Rom najważniejsze, ze uderzyłeś się w pierś...
Nie każdy miałby odwagę.

----------


## autorus

Dokładnie tak.

----------


## KropQ

> Na swoją obronę mogę tylko napisać że właśnie najwięcej "piany" bili tu jednopostowcy. Wpadali w istną paranoję. Co bardziej zdesperowani chcieli nawet burzyć ściany. A najbardziej spokojnie do tematu podchodzili starsi stażem użytkownicy. I to mnie właśnie zmyliło. Już par lat siedzę tu na forum i nie jedną taką akcję przeżyłem. Więc nie dziwcie się że podszedłem do tematu jak pies do jeża.


Miło i doceniam, że stać Cie na takie słowa. Nie zgadzam się tylko z jednym, że użytkownicy starsi stażem łagodniej znoszą smród w domu.
Ja jak mnie nazywasz "jednopostowiec" mam męża "wielopostowca" i smród w domu przeszkadza mu tak samo.
Poza tym, ocenianie po ilości wpisów uważam za bzdurę. Ty w tym wątku uczestniczyłeś kilka razy i niestety nic swoimi wpisami nie wniosłeś, poza zamieszaniem.

----------


## autorus

Ocenianie na podstawie ilosci postow jest jak najbardziej zasadne.  Mam to na codzień.

----------


## Rom-Kon

> (...)
> Ja jak mnie nazywasz "jednopostowiec" mam męża "wielopostowca" i smród w domu przeszkadza mu tak samo.
> (...)


To trzeba było się uwiarygodnić albo podpiąć pod męża. No chyba że ktoś kogoś się wstydził  :wink: 

Sorry ale zaczęliście pisać w takim stylu że zacząłem się zastanawiać czy w Tworkach podłączyli internet!  Zamiast na spokojnie, zimno i z rozwagą to pełna panika i paranoja. Obsesja - ściany Was śledziły! Wspólnie się tak nakręcaliście że jak patrzyłem z boku to przewracałem się ze śmiechu. No i poszły moje komentarze... Mamy tu na Forum chemika i technologa farb i zamiast jemu zadawać sensowne pytania to nakręcaliście się na burzenie ścian. Ze swego przeszło 20-letniego doświadczenia mogę polecić farby izolujące ale przeze mnie sprawdzone tylko na plamy. Smrodu nigdy nie musiałem izolować. Ale to już wcześniej napisałem że na plamy są dobre emalie alkidowe - obojętnie jakiej firmy. 
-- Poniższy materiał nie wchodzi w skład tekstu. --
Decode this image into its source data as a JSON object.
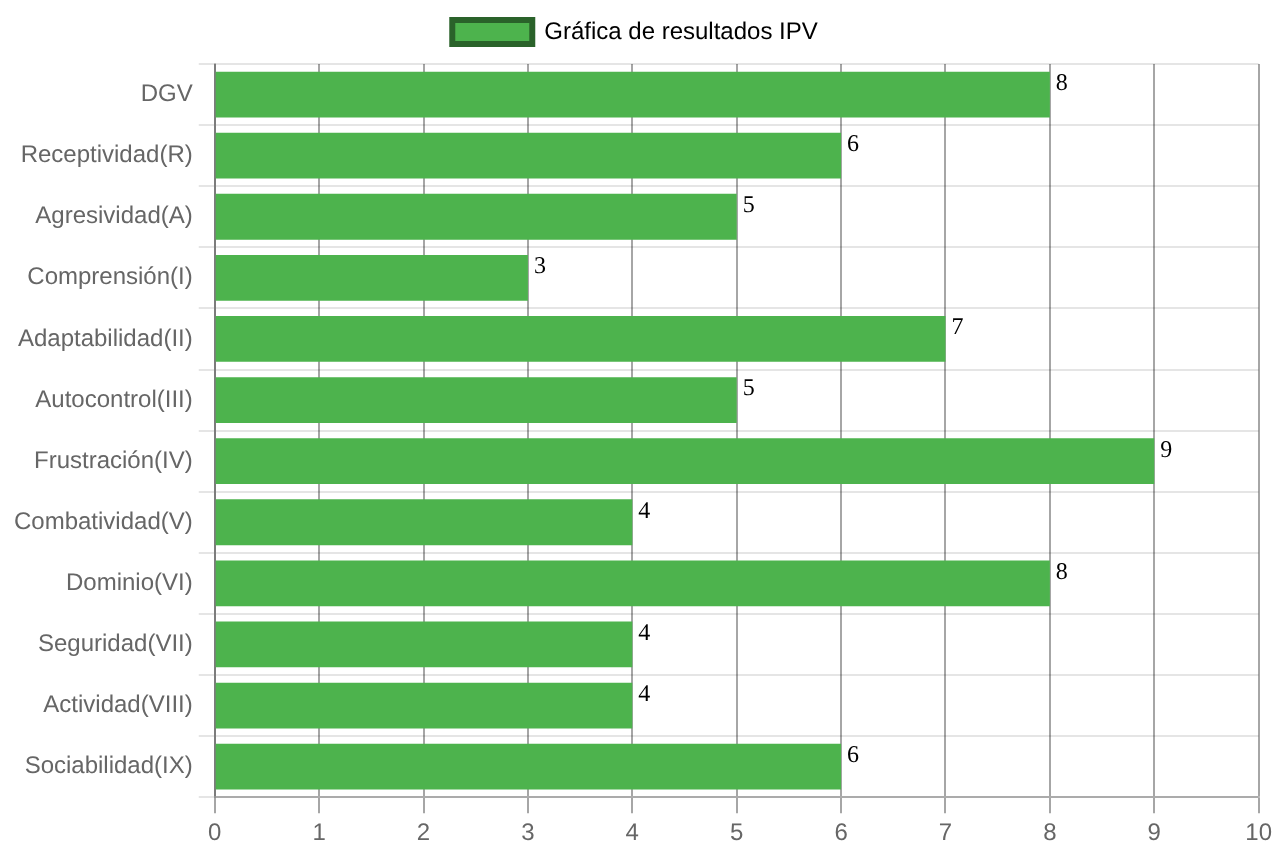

A jeśli chodzi o denaturat to radziłbym uważać bo z powietrzem tworzy mieszankę wybuchową i może to Was kosztować życie lub odbudowę domu... może łupnąć i to zdrowo! Szczególnie jeśli aplikacja będzie natryskiem.
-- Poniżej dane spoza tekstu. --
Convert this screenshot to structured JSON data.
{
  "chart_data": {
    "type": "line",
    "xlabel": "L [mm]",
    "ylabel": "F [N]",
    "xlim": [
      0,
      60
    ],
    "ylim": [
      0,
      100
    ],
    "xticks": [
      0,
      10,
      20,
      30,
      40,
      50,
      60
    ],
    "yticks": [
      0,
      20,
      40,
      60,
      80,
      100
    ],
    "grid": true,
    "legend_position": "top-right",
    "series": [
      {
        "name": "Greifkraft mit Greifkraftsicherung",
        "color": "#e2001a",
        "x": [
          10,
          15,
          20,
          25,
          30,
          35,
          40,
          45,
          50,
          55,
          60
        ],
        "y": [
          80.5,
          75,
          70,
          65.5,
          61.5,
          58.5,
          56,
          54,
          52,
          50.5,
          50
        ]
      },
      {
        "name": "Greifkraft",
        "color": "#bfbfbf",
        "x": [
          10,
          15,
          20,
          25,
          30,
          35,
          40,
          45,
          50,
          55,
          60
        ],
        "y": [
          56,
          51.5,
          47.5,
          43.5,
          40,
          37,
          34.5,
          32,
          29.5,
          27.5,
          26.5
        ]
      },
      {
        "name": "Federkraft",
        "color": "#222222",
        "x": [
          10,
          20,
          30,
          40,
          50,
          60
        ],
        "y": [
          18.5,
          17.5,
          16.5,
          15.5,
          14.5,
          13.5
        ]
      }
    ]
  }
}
I jeszcze jedno w sprawie denaturatu... co ze smrodem skażalnika? Jak kiedyś się oblałem denatem to waliło ode mnie menelem nawet jeszcze po wypraniu ciuchów! Co z tym smrodem? Wywietrzał?
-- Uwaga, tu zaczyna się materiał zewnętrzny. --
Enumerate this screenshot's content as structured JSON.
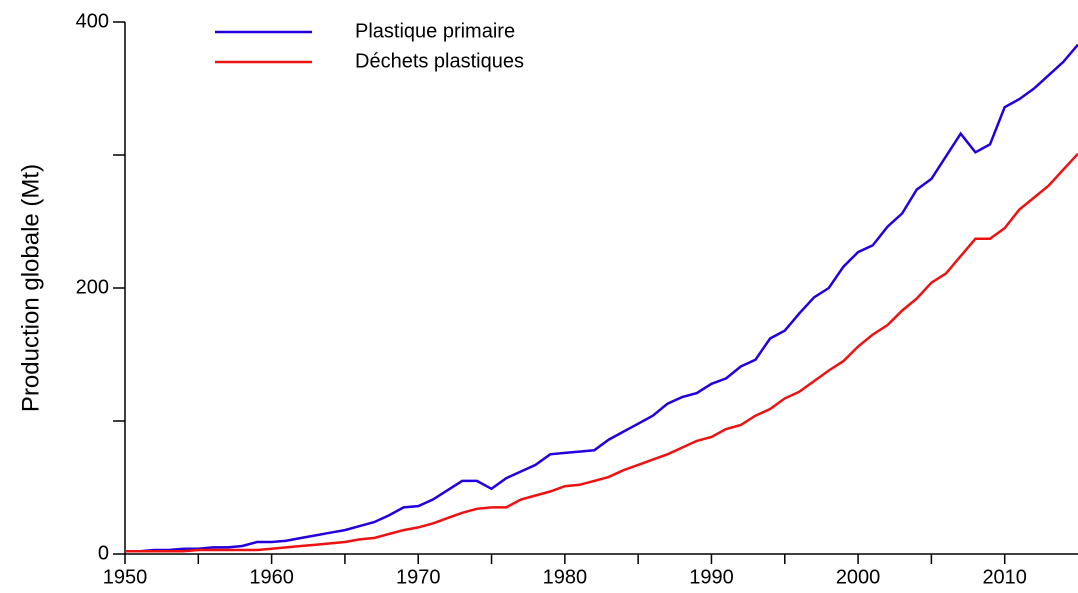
{
  "chart_data": {
    "type": "line",
    "ylabel": "Production globale (Mt)",
    "x": [
      1950,
      1951,
      1952,
      1953,
      1954,
      1955,
      1956,
      1957,
      1958,
      1959,
      1960,
      1961,
      1962,
      1963,
      1964,
      1965,
      1966,
      1967,
      1968,
      1969,
      1970,
      1971,
      1972,
      1973,
      1974,
      1975,
      1976,
      1977,
      1978,
      1979,
      1980,
      1981,
      1982,
      1983,
      1984,
      1985,
      1986,
      1987,
      1988,
      1989,
      1990,
      1991,
      1992,
      1993,
      1994,
      1995,
      1996,
      1997,
      1998,
      1999,
      2000,
      2001,
      2002,
      2003,
      2004,
      2005,
      2006,
      2007,
      2008,
      2009,
      2010,
      2011,
      2012,
      2013,
      2014,
      2015
    ],
    "series": [
      {
        "name": "Plastique primaire",
        "color": "#2200dd",
        "values": [
          2,
          2,
          3,
          3,
          4,
          4,
          5,
          5,
          6,
          9,
          9,
          10,
          12,
          14,
          16,
          18,
          21,
          24,
          29,
          35,
          36,
          41,
          48,
          55,
          55,
          49,
          57,
          62,
          67,
          75,
          76,
          77,
          78,
          86,
          92,
          98,
          104,
          113,
          118,
          121,
          128,
          132,
          141,
          146,
          162,
          168,
          181,
          193,
          200,
          216,
          227,
          232,
          246,
          256,
          274,
          282,
          299,
          316,
          302,
          308,
          336,
          342,
          350,
          360,
          370,
          383
        ]
      },
      {
        "name": "Déchets plastiques",
        "color": "#ee1111",
        "values": [
          2,
          2,
          2,
          2,
          2,
          3,
          3,
          3,
          3,
          3,
          4,
          5,
          6,
          7,
          8,
          9,
          11,
          12,
          15,
          18,
          20,
          23,
          27,
          31,
          34,
          35,
          35,
          41,
          44,
          47,
          51,
          52,
          55,
          58,
          63,
          67,
          71,
          75,
          80,
          85,
          88,
          94,
          97,
          104,
          109,
          117,
          122,
          130,
          138,
          145,
          156,
          165,
          172,
          183,
          192,
          204,
          211,
          224,
          237,
          237,
          245,
          259,
          268,
          277,
          289,
          301
        ]
      }
    ],
    "xlim": [
      1950,
      2015
    ],
    "xticks": [
      1950,
      1960,
      1970,
      1980,
      1990,
      2000,
      2010
    ],
    "xminorticks": [
      1955,
      1965,
      1975,
      1985,
      1995,
      2005
    ],
    "ylim": [
      0,
      400
    ],
    "yticks": [
      0,
      200,
      400
    ],
    "yminorticks": [
      100,
      300
    ],
    "grid": false,
    "legend": "upper left"
  }
}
A jednopostowcy są bardzo "mile" widziani szczególnie jak wypowiadają się w dziale czarna lub biała lista wykonawców. Tam moderatorzy mają co robić  :wink: 

edit: na moją korzyść przemawia jeszcze to że ja _menszczyzna_ jestem i kobiet jakoś nie mogą zrozumieć  :wink: 

A jak się podchodzi do jednopostowców to najlepiej widać tu:
proszę kliknąć w ten link  i prawdopodobnie też to był chybiony atak  :wink:

----------


## KropQ

No dobra, może i jestem zbyt świeża i nie rozumiem tych wszystkich forumowych reguł.
Ale przecież każdy z Was kiedyś zaczynał od kilku postów.
Ja włączyłam się na etapie dla mnie bardziej namacalnym i zrozumiałym - czyli wykończeniowym.
Częściej czytam niż się wypowiadam. I takim forumowiczem też można być.

Rom-Kon odnośnie denaturatu kilka dni naprawdę waliło menelem, ale potem minęło. Na szczęście wraz z kocimi siuskami :smile: 
Jeszcze nie spryskałam wszystkich pomieszczeń, robię to etapami. Sufit w salonie chyba zostawię, bo musiałabym to robić z rusztowania (mamy 5 m wysokości).
 O ściany się nie boje, bo przed spryskaniem zaciągnęłam języka. Nic poza odorem pirydyny im nie zaszkodzi.
A więc pryskam i mocno wietrze. Wprowadzamy się w sierpniu, wiec jest trochę czasu na wywietrzenie.

----------


## Rom-Kon

Ale jak już wspomniałem - uważaj z oparami spirytusu bo są wybuchowe! 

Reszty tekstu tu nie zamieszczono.